Dalton Trumbo Best Original Story, “The Brave One”
Oscar awarded to the fictitious Robert Rich (1956),
Courtesy of Molly Trumbo Gringas.
In the 1954 hearing, Oppenheimer is repeatedly asked if he is a Soviet spy, despite there being no evidence in support of that allegation. The backstory is that AEC chairman Lewis Strauss was concerned that Oppenheimer might be a covert Communist after correctly claiming that the Soviets were also developing nuclear weapons. Strauss, who in earlier scenes supported Oppenheimer’s scientific efforts, then sent a defamatory letter about him to J. Edgar Hoover. Throughout the deeply contentious hearings, Oppenheimer, once lauded as a celebrity scientist, appears increasingly defeated. In 1954 the AEC revoked his security clearance. In the 1959 hearing, Oppenheimer’s lawyers were barred from accessing confidential materials, while the AEC had hundreds of wiretapped recordings. The three-person board deemed that although the scientist was a loyal citizen, he was still a security risk.

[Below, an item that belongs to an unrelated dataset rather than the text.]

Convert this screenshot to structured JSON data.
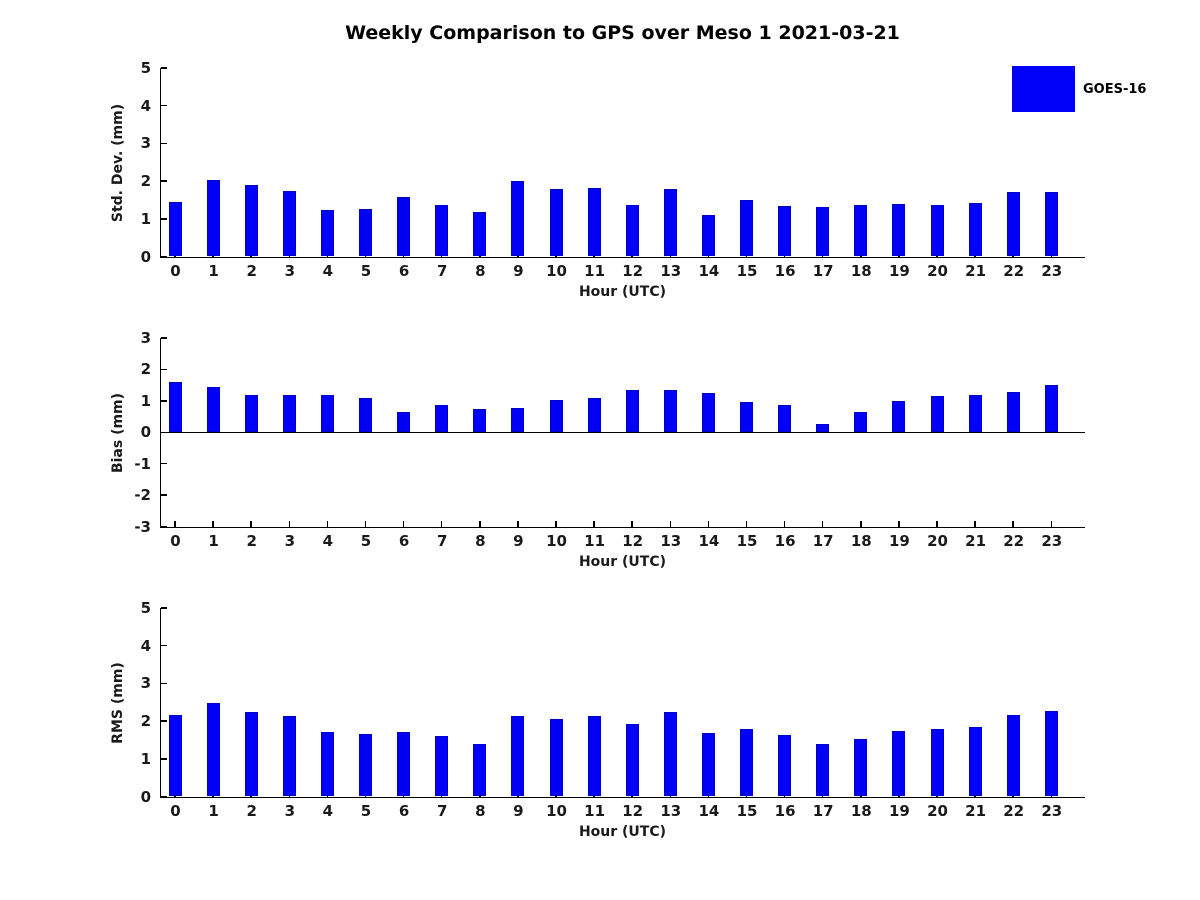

These disturbing hearings and the rescinding of Oppenheimer’s security clearance are merely the apex of the three-hour film, which depicts his undergraduate years at Harvard and graduate work at Cambridge, England, followed by professorships at UC Berkeley and Caltech, and especially his tenure as director of the laboratory of the Manhattan Project in Los Alamos, New Mexico. The large team of brilliant scientists there built and successfully tested the atomic bomb under Oppenheimer’s direction. His various romances, marriage, and friendships with leading scientists such as Albert Einstein, Niels Bohr and others help construct a full portrait of a man who was regarded as a polymath and spoke six languages.
Still from “Oppenheimer,” 2023, Christopher Nolan, Director. Courtesy of Universal Pictures.
While Oppenheimer continued to teach and research after the hearings, his victimization and the denigration of his scientific personhood by McCarthyism is an important story for our time. As Kai Bird recently wrote in the “New York Times,” in “The Tragedy of J. Robert Oppenheimer,” “Sadly, Oppenheimer’s life story is relevant to our current political predicaments. Oppenheimer was destroyed by a political movement characterized by rank know-nothing, anti-intellectual, xenophobic demagogues. The witch-hunters of that season are the direct ancestors of our current political actors of a certain paranoid style.” The same can be said of the Blacklist victims.